Week 83 of our regular morning feature here at Friedman of the Plains Worldwide in which we highlight the great words and works of great men and women, as well as those who are insufferable, delusional, and even fictional.
This Week Paddy Chayefsky
“We shall never end wars, Mrs. Barham, by blaming it on the ministers and generals, or warmongering imperialists, or all the other banal bogeys. It's the rest of us who build statues to those generals and name boulevards after those ministers. The rest of us who make heroes of our dead and shrines of our battlefields. We wear our widow's weeds like nuns, Mrs. Barham, and perpetuate war by exalting its sacrifices.” — The Americanization of Emily
Bonus Paddy:
“I don't have to tell you things are bad. Everybody knows things are bad. It's a depression. Everybody's out of work or scared of losing their job. The dollar buys a nickel's worth, banks are going bust, shopkeepers keep a gun under the counter. Punks are running wild in the street and there's nobody anywhere who seems to know what to do, and there's no end to it. We know the air is unfit to breathe and our food is unfit to eat, and we sit watching our TV's while some local newscaster tells us that today we had fifteen homicides and sixty-three violent crimes, as if that's the way it's supposed to be. We know things are bad - worse than bad. They're crazy. It's like everything everywhere is going crazy, so we don't go out anymore. We sit in the house, and slowly the world we are living in is getting smaller, and all we say is, 'Please, at least leave us alone in our living rooms. Let me have my toaster and my TV and my steel-belted radials and I won't say anything. Just leave us alone.' Well, I'm not gonna leave you alone. I want you to get mad! I don't want you to protest. I don't want you to riot - I don't want you to write to your congressman because I wouldn't know what to tell you to write. I don't know what to do about the depression and the inflation and the Russians and the crime in the street. All I know is that first you've got to get mad. You've got to say, 'I'm a HUMAN BEING, God damn it! My life has VALUE!' So I want you to get up now. I want all of you to get up out of your chairs. I want you to get up right now and go to the window. Open it, and stick your head out, and yell, 'I'M AS MAD AS HELL, AND I'M NOT GOING TO TAKE THIS ANYMORE!' I want you to get up right now, sit up, go to your windows, open them and stick your head out and yell - 'I'm as mad as hell and I'm not going to take this anymore!' Things have got to change. But first, you've gotta get mad!... You've got to say, 'I'm as mad as hell, and I'm not going to take this anymore!' Then we'll figure out what to do about the depression and the inflation and the oil crisis. But first get up out of your chairs, open the window, stick your head out, and yell, and say it: "I'M AS MAD AS HELL, AND I'M NOT GOING TO TAKE THIS ANYMORE!” — Network (Screenplay)

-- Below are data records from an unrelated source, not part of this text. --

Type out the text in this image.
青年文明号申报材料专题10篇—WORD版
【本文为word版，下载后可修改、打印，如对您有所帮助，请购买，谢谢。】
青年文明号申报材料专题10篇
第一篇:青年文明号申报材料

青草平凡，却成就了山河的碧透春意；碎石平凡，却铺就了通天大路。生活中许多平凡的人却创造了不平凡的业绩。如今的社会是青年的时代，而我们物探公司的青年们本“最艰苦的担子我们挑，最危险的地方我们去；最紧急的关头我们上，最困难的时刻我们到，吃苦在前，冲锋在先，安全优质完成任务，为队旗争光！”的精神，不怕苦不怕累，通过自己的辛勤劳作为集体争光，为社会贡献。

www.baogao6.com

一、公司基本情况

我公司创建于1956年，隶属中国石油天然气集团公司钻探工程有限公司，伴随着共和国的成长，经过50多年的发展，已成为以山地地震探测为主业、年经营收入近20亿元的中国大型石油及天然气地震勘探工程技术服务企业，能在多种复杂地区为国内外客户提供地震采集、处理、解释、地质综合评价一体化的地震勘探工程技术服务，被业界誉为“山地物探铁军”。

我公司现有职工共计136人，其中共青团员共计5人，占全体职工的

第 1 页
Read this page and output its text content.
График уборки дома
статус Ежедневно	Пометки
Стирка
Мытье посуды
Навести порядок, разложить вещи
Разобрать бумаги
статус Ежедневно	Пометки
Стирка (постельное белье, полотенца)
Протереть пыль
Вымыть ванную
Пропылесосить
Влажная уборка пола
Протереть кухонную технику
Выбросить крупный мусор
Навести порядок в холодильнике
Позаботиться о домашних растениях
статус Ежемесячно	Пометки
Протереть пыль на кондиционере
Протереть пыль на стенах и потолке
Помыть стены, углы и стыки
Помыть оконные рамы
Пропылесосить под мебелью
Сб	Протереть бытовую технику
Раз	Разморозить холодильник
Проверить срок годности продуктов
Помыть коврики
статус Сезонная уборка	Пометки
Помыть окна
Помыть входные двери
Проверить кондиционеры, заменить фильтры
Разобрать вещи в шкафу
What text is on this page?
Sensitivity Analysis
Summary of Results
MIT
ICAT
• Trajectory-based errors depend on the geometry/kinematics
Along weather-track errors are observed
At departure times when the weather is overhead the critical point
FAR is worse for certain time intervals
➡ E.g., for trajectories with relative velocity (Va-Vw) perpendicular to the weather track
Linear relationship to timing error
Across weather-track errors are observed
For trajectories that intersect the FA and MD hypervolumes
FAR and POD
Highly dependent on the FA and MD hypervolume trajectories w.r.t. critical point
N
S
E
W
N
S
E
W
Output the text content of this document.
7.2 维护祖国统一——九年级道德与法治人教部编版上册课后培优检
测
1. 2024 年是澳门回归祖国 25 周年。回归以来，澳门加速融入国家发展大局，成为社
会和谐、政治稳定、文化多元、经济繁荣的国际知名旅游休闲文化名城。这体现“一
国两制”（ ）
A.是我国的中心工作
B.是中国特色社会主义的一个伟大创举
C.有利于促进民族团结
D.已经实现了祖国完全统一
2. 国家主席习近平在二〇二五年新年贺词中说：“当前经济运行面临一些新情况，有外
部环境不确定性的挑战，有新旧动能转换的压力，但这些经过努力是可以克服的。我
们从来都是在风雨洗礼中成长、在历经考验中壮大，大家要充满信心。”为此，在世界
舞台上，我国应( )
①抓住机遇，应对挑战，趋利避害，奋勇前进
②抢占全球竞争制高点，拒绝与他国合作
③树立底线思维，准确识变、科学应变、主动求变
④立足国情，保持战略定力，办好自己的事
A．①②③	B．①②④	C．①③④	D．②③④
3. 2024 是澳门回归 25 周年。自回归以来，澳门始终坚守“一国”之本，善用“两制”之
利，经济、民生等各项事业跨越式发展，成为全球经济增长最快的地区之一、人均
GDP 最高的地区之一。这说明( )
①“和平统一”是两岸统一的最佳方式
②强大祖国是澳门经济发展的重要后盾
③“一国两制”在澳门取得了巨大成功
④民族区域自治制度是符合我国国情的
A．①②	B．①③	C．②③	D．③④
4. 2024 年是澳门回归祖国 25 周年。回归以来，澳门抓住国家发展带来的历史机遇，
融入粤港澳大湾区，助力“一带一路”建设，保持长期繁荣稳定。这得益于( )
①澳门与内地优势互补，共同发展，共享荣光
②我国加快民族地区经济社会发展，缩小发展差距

It's funny. I saw Network again recently, and as impressed as I still was with the performances and the vitality of the writing, it smacked of too little too late. The US had sent millions of its kids to Vietnam, and tens of thousands had come back dead. Our little adventure defined as "anti-Communist," in the end, did about as much good as did our 20-year foray into Afghanistan. For a while, we made the foreigners look like brown Americans, but in the end, they weren't.
One of Eugene O'Neill's recurrent themes is that the sins of the fathers are visited on the sons, but that's inaccurate: Succeeding generations seem eager to repeat their forebears' mistakes. Paddy's right: As long as there are statues erected to Nathan Bedford Forrest and army bases named after Braxton Bragg, we will mistake rank treason for heroism. Imagine Franklin's surprise if, after the fledgling United States lost its war for independence, Britain put up statues of Washington, Hamilton, and Paine.
Instead of the generals, there could be statues to this guy, and who else, Dalton Trumbo, maybe. Cresative truthful men and women like that. Songs even. Idunno but I might be the first person to realize that you could fit "Paddy Chayefsky" into the same scansion as "Viva Las Vegas", if that was the way some lyricist wanted to roll.